5:53 pm - Mathewson and Hansen on the sprint, and Mathewson wins it.
5:50 pm - On the power play, Katie Hansen takes a long shot but it's blocked by Domanic. Brittany Rowe's last-second shot misses wide left. 1st Quarter Score: UCLA 2 - Stanford 0
5:49 pm - Molly Cahill beats a Stanford attacker to a ball near the goal and steals it. Brittany Rowe misses high in front of the net, and Courtney Mathewson gets an exclusion with 30 seconds left in the quarter. Stanford calls time out.
5:47 pm - Stanford's Gregorka gets off a meek shot that falls way short of goal. Jillian Kraus launches a shot from distance that skips past the Stanford keeper. 2-0 UCLA.
5:45 pm - Great defense from Katie Rulon, stealing the ball in front of the goal. Long shot from Rulon is saved by Stanford's keeper.
5:43 pm - Steffens gets an exclusion for Stanford. On the power play, Courtney Mathewson scores the first goal with 3:11 on the clock. 1-0 Bruins
5:41 pm - Domanic's shot towards the far corner misses. Kelly Rulon gets an ejection, and Stanford is on a power play. Jessica Steffens' shot hits the bar, and the Bruins get Rulon back.
5:37 pm - Gabrielle Domanic wins the sprint. Jillian Kraus took the first shot, and it was blocked by the goalie. Kacy Kunkel just got an exclusion, giving Stanford a power play. Lauren Silver's shot misses. Silver gets another shot but it was blocked by Domanic.
5:36 pm - Starters for Stanford: McColl, Hillman, Hansen, Gregorka, Hewko, Steffens, Silver.
5:35 pm - Starters for UCLA: Feher, Domanic, Mathewson, Cahill, Kraus, Rulon, Kunkel
5:33 pm - The two teams are on deck for introductions. UCLA is wearing white caps and blue suits. Stanford is wearing red caps and black suits. The clapping was loud for UCLA introductions, and it's also nice to see the Bruin fans clapping for Stanford players as well.
5:30 pm - Dave Marcus and Michael Sondheimer have just signed on for the internet broadcast, and the pool is being cleared for introductions.
5:28 pm - Someone in the crowd tried to start a Go Stanford chant, but it didn't last long at all.
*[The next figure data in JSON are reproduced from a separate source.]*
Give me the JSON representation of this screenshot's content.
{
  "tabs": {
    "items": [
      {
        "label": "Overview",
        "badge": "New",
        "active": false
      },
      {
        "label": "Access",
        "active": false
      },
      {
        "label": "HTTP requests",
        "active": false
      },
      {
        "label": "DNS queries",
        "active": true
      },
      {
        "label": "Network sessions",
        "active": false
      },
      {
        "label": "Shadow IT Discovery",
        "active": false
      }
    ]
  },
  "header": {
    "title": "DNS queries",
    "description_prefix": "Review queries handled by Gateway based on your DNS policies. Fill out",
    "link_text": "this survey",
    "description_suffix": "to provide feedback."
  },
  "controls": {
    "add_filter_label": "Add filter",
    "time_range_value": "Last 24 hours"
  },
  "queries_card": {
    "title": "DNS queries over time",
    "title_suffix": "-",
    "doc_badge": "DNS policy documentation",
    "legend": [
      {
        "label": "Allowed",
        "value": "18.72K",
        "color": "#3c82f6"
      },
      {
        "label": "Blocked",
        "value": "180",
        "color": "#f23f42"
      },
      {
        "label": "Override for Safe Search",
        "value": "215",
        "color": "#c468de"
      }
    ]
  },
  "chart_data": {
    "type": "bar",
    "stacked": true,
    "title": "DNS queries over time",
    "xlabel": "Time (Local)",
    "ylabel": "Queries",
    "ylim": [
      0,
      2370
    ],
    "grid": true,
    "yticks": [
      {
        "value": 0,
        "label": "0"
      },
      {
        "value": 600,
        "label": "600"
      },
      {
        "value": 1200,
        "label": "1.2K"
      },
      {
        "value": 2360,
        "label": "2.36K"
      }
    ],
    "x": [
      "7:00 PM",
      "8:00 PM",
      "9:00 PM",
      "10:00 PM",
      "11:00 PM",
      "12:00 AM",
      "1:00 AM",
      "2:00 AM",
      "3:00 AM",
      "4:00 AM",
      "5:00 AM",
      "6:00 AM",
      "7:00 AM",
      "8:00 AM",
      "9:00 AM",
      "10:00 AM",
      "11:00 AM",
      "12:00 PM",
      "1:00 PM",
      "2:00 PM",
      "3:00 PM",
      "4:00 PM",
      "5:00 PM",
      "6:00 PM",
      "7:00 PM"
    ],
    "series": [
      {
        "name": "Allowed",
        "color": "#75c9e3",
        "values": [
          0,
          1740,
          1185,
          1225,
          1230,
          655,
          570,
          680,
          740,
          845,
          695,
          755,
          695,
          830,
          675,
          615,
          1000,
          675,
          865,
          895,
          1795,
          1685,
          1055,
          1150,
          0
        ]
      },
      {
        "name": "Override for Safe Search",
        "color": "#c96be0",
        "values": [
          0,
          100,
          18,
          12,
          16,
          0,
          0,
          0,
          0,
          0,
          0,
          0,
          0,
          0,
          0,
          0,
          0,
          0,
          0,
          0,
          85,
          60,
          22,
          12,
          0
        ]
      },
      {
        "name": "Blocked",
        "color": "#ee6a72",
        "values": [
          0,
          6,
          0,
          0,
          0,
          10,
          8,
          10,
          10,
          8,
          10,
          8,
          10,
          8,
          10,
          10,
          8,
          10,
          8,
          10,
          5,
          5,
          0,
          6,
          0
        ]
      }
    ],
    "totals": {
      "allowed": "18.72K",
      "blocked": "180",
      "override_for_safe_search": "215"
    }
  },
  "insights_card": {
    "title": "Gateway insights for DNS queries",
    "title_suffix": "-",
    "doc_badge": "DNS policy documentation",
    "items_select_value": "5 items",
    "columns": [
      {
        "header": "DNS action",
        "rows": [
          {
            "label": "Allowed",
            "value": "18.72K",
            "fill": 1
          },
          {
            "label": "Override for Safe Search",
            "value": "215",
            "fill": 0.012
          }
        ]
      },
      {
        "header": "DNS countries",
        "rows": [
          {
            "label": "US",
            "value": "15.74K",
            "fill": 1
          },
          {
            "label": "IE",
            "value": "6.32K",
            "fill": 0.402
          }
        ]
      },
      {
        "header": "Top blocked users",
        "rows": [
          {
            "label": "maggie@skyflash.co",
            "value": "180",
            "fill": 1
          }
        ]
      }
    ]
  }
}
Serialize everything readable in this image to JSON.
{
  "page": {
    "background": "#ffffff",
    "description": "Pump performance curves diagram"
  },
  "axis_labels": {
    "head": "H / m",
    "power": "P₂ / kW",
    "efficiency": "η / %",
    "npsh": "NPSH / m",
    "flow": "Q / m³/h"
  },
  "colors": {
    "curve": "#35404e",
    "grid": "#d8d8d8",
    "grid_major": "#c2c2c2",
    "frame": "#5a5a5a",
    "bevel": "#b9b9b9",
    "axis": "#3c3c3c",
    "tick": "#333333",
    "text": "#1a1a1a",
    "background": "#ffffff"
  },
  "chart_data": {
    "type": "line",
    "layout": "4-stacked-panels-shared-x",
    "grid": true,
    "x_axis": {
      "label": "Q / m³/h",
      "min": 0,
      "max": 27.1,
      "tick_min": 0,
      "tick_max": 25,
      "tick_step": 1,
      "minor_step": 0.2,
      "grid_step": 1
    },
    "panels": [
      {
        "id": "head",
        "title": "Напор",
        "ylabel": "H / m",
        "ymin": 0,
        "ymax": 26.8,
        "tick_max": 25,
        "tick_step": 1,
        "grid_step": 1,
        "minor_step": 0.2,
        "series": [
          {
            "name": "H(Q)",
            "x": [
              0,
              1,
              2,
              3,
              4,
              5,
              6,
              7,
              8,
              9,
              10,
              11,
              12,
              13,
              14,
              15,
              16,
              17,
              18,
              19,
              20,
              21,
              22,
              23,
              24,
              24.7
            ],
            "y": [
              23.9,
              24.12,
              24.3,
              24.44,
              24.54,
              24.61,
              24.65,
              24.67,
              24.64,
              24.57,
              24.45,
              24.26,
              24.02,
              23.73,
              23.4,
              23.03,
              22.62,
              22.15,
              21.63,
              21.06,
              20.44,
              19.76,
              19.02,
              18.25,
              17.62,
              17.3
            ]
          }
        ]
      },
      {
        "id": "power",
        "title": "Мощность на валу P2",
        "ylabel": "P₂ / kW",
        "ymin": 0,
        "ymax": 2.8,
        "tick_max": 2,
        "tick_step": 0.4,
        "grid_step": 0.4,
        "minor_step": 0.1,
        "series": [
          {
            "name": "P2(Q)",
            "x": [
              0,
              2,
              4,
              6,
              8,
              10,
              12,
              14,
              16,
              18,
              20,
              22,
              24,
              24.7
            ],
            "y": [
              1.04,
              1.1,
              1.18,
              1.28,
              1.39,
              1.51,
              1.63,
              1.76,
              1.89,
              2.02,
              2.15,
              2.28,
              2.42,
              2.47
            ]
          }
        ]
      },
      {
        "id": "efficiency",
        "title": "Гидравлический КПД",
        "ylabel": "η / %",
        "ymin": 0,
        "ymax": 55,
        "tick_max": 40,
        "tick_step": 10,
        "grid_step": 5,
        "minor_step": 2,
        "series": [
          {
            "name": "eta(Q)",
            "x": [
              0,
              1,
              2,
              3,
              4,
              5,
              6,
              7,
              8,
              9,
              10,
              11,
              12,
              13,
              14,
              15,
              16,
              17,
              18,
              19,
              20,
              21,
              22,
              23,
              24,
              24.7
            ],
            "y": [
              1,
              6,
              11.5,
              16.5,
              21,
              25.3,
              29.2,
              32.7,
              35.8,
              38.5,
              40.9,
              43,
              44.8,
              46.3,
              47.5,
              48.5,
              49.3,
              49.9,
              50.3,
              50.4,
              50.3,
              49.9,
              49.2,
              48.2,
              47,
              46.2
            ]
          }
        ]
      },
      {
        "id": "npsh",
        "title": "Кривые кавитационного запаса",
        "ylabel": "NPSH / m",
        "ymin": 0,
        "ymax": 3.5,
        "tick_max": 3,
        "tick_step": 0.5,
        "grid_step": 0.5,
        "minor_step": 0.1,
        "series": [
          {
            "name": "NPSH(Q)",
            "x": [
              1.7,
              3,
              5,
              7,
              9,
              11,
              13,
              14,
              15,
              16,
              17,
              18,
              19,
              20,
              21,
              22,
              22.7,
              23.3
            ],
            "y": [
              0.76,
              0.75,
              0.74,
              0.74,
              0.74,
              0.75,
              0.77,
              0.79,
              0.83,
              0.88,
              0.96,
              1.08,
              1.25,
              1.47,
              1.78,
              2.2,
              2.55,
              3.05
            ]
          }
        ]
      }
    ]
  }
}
Bruin fans countered with a Bruin chant of their own that easily drowned out the Stanford cheer.
5:22 pm - There's a lot of blue in the stands, much more blue than red. The Bruin faithful has shown up in full force tonight!
5:17 pm - Spotted in the audience: many UCLA athletes from other sports supporting their fellow Bruins; UCLA softball assistant coach Gina Vecchione; UCLA athletic director Dan Guerrero and associate directors Ken Weiner and Petina Long; former UCLA head coach and USA women's national team coach Guy Baker; former UCLA basketball player and current Long Beach State head coach Mary Hegarty; UCLA strength, speed and conditioning coaches Doc Kreis and Jill Robinson; former UCLA volleyball assistant coach and player and 2007 National Coach of the Year John Speraw
5:10 pm - The UCLA Athletic Department is aware of the problem with last night's internet broadcast. There was a technical issue with our CSTV, our internet provider, and the company they use to stream audio and video. By the time they were able to track the issue, the match was over. We have been assured that will not occur tonight, and we apologize for any inconvenience to our fans because of this issue.
5:04 pm - We're live poolside here in Los Alamitos as the UCLA women's water polo team gets ready to play Stanford for the NCAA Championship. If UCLA wins today, it will be the women's water polo team's third consecutive title and ninth national title. It would also be the 100th NCAA Championship for UCLA.